Here are my two favorite ideas from the blog post.
- Your personal experiences make up maybe 0.00000001% of what’s happened in the world but maybe 80% of how you think the world works.Personal experiences shape our biases. If you have experienced something, you understand it better than someone who has not. However, you may also overestimate the likelihood of it happening again or happening to others.
- Everything’s been done before. The scenes change but the behaviors and outcomes don’t. Historian Niall Ferguson argues that we can learn from the experiences of the dead, who outnumber the living 14 to 1. Their experiences show that they tried everything we're trying today, faced competition, and battled unsuccessfully against reversion to the mean. They learned that popular things are most competitive and therefore most dangerous. History is useful as a benchmark for how people react to risk and incentives over time, but not as a guide to the future based on specific events.
Notes from Prince Harry’s Ghostwriter
That’s the mystic paradox of ghostwriting: you’re inherent and nowhere; vital and invisible. To borrow an image from William Gass, you’re the air in someone else’s trumpet."

Habitat 67 by Safdie Architects
The major theme exhibition of the 1967 World Exposition in Montréal was called Habitat.

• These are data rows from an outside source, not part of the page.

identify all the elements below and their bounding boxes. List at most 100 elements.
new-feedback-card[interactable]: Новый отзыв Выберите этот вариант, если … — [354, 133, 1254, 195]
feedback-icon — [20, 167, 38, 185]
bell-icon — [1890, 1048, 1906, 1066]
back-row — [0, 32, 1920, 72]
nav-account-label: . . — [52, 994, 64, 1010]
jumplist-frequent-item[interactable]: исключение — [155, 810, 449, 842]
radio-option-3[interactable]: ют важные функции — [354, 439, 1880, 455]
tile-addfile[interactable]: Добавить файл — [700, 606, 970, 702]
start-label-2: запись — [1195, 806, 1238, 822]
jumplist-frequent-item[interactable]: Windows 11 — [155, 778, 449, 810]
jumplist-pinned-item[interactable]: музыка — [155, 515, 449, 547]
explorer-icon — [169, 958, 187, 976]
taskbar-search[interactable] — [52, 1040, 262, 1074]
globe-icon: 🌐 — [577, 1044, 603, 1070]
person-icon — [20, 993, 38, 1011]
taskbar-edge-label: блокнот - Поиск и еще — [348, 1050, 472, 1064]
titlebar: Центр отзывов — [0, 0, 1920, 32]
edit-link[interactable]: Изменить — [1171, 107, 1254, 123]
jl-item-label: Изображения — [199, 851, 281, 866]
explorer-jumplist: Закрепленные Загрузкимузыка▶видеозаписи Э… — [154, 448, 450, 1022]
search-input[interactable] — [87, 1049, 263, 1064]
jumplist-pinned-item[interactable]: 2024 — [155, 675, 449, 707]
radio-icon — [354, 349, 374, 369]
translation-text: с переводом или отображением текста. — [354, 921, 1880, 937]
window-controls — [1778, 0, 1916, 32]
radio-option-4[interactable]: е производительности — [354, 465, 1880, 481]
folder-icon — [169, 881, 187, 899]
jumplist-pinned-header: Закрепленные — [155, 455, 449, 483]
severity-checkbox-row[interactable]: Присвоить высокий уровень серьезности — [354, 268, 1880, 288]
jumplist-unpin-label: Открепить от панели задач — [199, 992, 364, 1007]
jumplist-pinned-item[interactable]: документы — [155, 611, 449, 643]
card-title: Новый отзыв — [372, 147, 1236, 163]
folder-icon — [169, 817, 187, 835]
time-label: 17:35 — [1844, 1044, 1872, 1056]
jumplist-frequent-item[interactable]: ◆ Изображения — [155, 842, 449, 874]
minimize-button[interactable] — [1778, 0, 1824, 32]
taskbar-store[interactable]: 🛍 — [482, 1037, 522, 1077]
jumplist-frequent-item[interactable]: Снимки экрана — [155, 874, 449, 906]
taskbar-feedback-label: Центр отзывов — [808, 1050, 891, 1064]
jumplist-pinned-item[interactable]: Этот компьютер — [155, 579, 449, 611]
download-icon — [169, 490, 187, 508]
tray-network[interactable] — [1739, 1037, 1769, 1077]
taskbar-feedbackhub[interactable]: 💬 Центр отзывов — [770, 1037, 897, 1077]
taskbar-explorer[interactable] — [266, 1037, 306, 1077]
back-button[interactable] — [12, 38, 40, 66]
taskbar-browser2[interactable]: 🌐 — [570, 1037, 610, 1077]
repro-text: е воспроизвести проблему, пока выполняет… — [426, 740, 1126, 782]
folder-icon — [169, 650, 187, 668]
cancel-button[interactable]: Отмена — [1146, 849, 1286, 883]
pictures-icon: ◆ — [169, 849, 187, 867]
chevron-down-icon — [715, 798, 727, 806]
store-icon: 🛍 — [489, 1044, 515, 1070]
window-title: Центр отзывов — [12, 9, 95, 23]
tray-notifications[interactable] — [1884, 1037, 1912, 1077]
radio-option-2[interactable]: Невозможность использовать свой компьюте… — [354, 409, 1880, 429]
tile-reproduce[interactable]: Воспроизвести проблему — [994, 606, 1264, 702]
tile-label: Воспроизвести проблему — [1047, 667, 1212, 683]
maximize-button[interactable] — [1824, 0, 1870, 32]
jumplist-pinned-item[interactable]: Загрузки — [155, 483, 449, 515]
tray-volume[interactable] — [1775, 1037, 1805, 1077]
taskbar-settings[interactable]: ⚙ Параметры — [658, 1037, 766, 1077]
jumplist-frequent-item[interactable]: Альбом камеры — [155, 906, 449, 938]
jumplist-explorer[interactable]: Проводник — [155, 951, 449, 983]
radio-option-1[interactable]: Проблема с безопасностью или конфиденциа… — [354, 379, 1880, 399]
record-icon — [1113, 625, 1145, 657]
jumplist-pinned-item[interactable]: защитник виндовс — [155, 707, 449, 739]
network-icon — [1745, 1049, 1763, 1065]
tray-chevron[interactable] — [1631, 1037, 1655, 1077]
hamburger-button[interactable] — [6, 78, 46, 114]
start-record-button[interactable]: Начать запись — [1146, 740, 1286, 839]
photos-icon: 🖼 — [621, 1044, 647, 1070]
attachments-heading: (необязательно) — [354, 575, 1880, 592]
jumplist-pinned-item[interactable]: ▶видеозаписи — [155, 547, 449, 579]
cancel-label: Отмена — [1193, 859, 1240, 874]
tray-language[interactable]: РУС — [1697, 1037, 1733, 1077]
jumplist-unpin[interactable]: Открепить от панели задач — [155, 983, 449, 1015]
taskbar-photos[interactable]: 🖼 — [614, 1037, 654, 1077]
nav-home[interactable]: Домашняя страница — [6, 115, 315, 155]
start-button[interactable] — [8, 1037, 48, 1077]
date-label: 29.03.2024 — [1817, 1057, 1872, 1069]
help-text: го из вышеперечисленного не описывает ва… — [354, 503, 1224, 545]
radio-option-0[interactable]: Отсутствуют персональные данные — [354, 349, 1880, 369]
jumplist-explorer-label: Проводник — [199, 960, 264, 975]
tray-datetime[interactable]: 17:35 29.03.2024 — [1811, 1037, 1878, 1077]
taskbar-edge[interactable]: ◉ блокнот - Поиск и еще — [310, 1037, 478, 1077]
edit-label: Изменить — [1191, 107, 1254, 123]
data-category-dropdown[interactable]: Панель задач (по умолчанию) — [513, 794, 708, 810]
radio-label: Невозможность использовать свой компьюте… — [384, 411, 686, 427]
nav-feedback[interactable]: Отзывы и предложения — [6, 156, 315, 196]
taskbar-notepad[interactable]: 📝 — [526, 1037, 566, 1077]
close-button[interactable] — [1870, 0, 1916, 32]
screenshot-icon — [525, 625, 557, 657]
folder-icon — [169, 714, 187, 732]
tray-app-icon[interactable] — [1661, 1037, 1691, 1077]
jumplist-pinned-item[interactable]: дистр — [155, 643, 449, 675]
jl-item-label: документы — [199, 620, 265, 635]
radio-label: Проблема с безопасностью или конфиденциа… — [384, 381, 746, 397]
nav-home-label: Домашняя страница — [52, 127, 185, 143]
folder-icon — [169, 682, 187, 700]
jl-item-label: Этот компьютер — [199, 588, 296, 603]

It was a groundbreaking demonstration that introduced the design and construction of three-dimensional prefabricated housing units. Habitat aimed to combine residential, commercial, and institutional functions to create a vibrant neighborhood and offer the comforts of a single-family home in a flexible and cost-effective form suitable for high population densities and limited budgets.
Recently, Moshe Safdie's visionary Habitat 67 was brought to life with cutting-edge technology by Epic Games and Neoscape, allowing a new generation to experience its full masterplan in real-time.